Everyday Use: AI as a Productivity Partner
Today, AI tools are an essential part of my daily work. In many cases, they reduce the time required to complete tasks by up to 70%, particularly when tackling complex challenges or repetitive processes. The examples below represent just a few of the practical ways I’m currently using AI, with additional areas still under exploration:
- Ticket and Story Creation: Generating well-documented user stories and defect tickets, complete with acceptance criteria and edge cases, can now be accomplished in seconds using AI-generated drafts based on minimal input.
- Testing Strategy Design: I’ve also begun leveraging AI to help define and articulate testing strategies for complex workflows, enabling quicker planning cycles and more adaptive testing approaches.
- Test Creation, Maintenance, and Debugging: When troubleshooting intricate behaviors in various programming languages, AI tools have significantly streamlined the debugging and updating process. In many cases, the AI-generated test code requires only minor adjustments.
- CI/CD Workflow Automation: Despite limited prior experience with the specific CI/CD tool used in our project, I was able to implement key improvements and develop entire workflows from scratch — with substantial support from AI tools.
AI Is Powerful — But Not Magical
While AI is a highly valuable asset, it is by no means a silver bullet.

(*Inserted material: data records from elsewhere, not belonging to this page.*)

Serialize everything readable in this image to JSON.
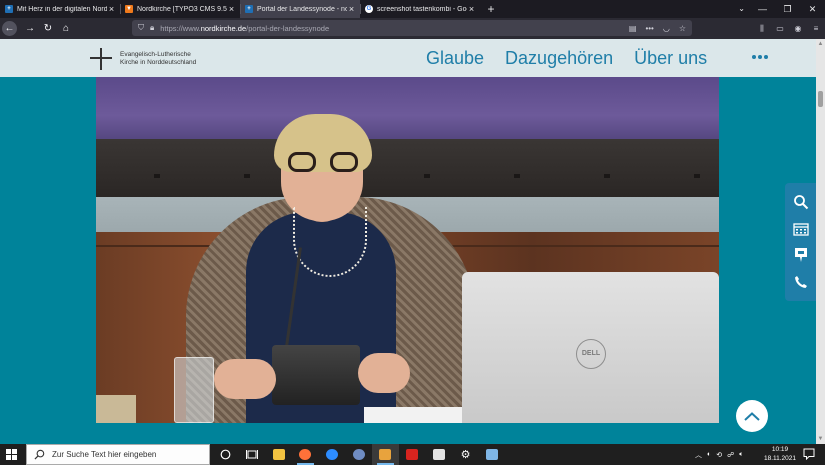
{
  "browser": {
    "tabs": [
      {
        "title": "Mit Herz in der digitalen Nordk",
        "favicon_color": "#1f6fb5",
        "active": false
      },
      {
        "title": "Nordkirche [TYPO3 CMS 9.5.20",
        "favicon_color": "#f07a1c",
        "active": false
      },
      {
        "title": "Portal der Landessynode - nor",
        "favicon_color": "#1f6fb5",
        "active": true
      },
      {
        "title": "screenshot tastenkombi - Goo",
        "favicon_color": "#ffffff",
        "active": false
      }
    ],
    "new_tab_label": "+",
    "url_prefix": "https://www.",
    "url_domain": "nordkirche.de",
    "url_path": "/portal-der-landessynode"
  },
  "site": {
    "logo_line1": "Evangelisch-Lutherische",
    "logo_line2": "Kirche in Norddeutschland",
    "nav": [
      "Glaube",
      "Dazugehören",
      "Über uns"
    ],
    "brand_color": "#1f7ea8",
    "background_color": "#00839a",
    "video_brand": "DELL"
  },
  "taskbar": {
    "search_placeholder": "Zur Suche Text hier eingeben",
    "time": "10:19",
    "date": "18.11.2021"
  }
}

I’ve observed skepticism from professionals who didn’t achieve value from AI tools — often due to improper usage, unclear instructions, or poorly constructed prompts.
A solid technical foundation remains essential. AI is most effective when guided by someone who understands the underlying problem, can interpret the output, and refine it as needed. In my experience, AI has enabled me to accomplish tasks that might otherwise have required extensive study or deeper programming knowledge. However, without a technical background and well-crafted prompts, AI cannot be expected to deliver optimal results.
A New Way of Working
The software development paradigm is shifting. While technical skills remain essential, the focus is moving away from mastering programming language syntax toward mastering effective collaboration with AI. In this new landscape, the most valuable professionals will be those who can:
- Write precise, structured prompts
- Understand how to guide AI output effectively
- Seamlessly integrate AI capabilities into development workflows
Balancing Hands-On Experience with Formal Training
While real-world experimentation has been the cornerstone of my growth, I also recognized the importance of formal education. Through GAP’s internal certification program, I pursued the Azure AI Fundamentals (AI-900) certification. This foundational credential covers key concepts in AI and machine learning, along with how these technologies are implemented through cloud services. It helped me build a strong conceptual understanding of topics such as natural language processing, computer vision, and responsible AI — knowledge that I’ve since applied when integrating AI tools into both new and ongoing projects.
Final Thoughts: AI as a Tool — Amplified by Human Insight
AI doesn’t replace us — it empowers us. Through my journey from experimenting with ChatGPT‑3.5 to leveraging today’s advanced AI tools, taught me that AI is only as powerful as the intent behind it.
By staying curious, experimenting thoughtfully, and combining AI with strategic thinking, we can elevate our creativity, productivity, and technical depth. AI becomes a true collaborator — not a replacement.
Yes, parts of this article were drafted with AI assistance. But the lessons, stories, and insights? 100% real-world experience. AI was the tool; my knowledge and vision shaped the result.